But then we got new tables. And the sewing table had to go. There was no room for it. I liked the little table. I had great plans to refinish it and fill the sewing machine hole and then take out the sewing machine holder stuff and put a shelf behind the door. But that wasn’t really ever going to happen.
So we put it on craigslist and made a few dollars and put them towards the new storage for the living room (I hope by the end of the summer we’ll have it!)
But that’s not all we got rid of today. Alex helped me carry the table out to the waiting car and send it off to someone else’s home and continue its life. I wasn’t sad to see it go, but when I walked in the house, I felt a lot lighter. It took me a minute to know why I felt lighter and then I realized: I hadn’t just said goodbye to a table, I had released an old relationship. That table was the last remnant of that relationship.

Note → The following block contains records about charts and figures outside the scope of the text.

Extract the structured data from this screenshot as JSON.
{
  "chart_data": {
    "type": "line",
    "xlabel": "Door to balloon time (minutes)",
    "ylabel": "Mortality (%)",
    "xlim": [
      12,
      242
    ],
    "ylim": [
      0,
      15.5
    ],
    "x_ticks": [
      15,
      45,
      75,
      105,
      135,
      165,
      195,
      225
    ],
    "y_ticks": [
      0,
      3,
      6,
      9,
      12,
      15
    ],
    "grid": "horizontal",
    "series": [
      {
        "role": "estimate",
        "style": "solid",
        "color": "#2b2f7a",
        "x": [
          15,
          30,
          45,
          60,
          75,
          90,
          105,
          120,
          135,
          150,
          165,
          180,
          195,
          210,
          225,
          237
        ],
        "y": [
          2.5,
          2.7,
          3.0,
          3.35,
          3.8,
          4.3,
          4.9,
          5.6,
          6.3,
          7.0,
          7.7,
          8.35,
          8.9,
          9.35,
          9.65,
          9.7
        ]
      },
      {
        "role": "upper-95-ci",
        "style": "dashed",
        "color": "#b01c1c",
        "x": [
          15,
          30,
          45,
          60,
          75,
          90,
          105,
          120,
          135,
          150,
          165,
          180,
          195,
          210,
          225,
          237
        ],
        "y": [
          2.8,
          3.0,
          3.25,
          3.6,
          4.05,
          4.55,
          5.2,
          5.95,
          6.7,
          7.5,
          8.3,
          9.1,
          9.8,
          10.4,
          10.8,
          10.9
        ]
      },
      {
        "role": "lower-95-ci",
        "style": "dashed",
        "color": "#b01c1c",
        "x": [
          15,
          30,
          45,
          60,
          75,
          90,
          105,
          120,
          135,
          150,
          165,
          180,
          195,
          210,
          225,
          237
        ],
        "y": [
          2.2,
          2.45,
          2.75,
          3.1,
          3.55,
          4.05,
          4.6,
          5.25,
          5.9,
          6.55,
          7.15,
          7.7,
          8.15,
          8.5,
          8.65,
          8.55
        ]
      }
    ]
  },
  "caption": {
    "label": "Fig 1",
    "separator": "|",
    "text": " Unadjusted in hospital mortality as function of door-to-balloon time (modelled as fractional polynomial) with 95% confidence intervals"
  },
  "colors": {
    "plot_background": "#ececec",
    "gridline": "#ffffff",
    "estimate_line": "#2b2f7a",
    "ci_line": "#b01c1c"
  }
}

Five and a half years ago a friend of mine came to Canada from far away and lived with me. For many reasons it didn’t work and she left early. There were unhappy words said and not said. There were hurt feelings. There was resentment. There were unmet expectations (often because they were also silent expectations) and there were unmet responsibilities. I ended up inheriting some furniture and other bits and pieces as part of my “compensation” for a few things…

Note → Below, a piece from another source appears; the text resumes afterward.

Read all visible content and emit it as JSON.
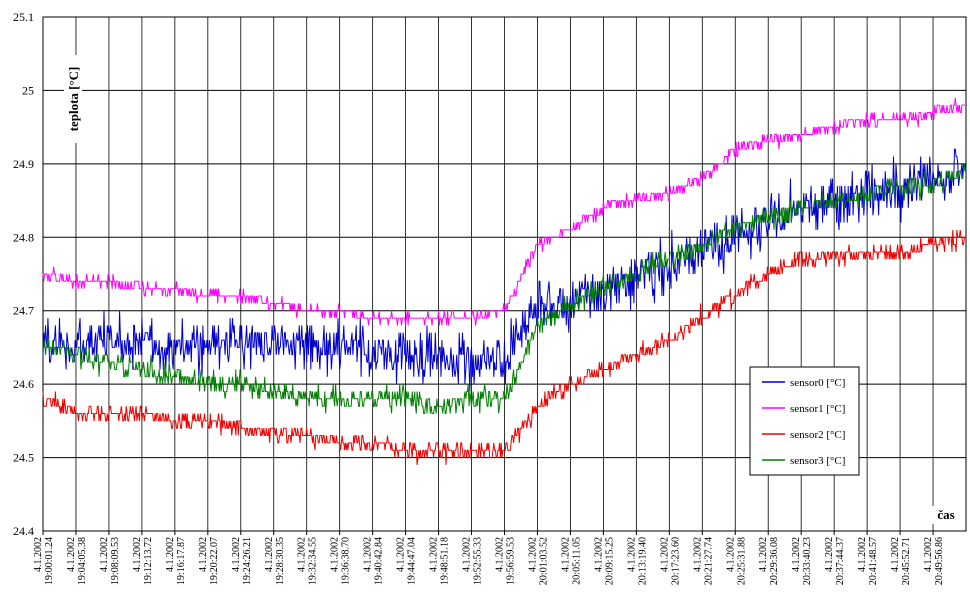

Over the last five years we’ve had two moves and three or four big clear outs of our stuff. This is the last piece of that relationship – the rest of the things were either donated or thrown out or accidentally left behind.
When I came back in the house I realized that the lightness I was feeling came from getting rid of that last piece of furniture. Sending it off to a new home allowed me to stop mourning a long dead friendship. I realized that even though the hurt, sadness and anger are long gone, and even though I know things are best the way they are now, and even though our friendship breathed its last breaths back in 2006, and even though I knew it could never be, some piece of me longed for the friendship we had before she came to Vancouver. And that piece of me left with the sewing table.
One of the questions that you can ask yourself when you’re decluttering is “Does this item make me feel guilty?” Maybe instead I need to ask myself “Is this item giving me a [negative] reason to live in the past?” I never would have thought a simple table could hold so much power over me!
So tonight I said goodbye. And I think that’s it.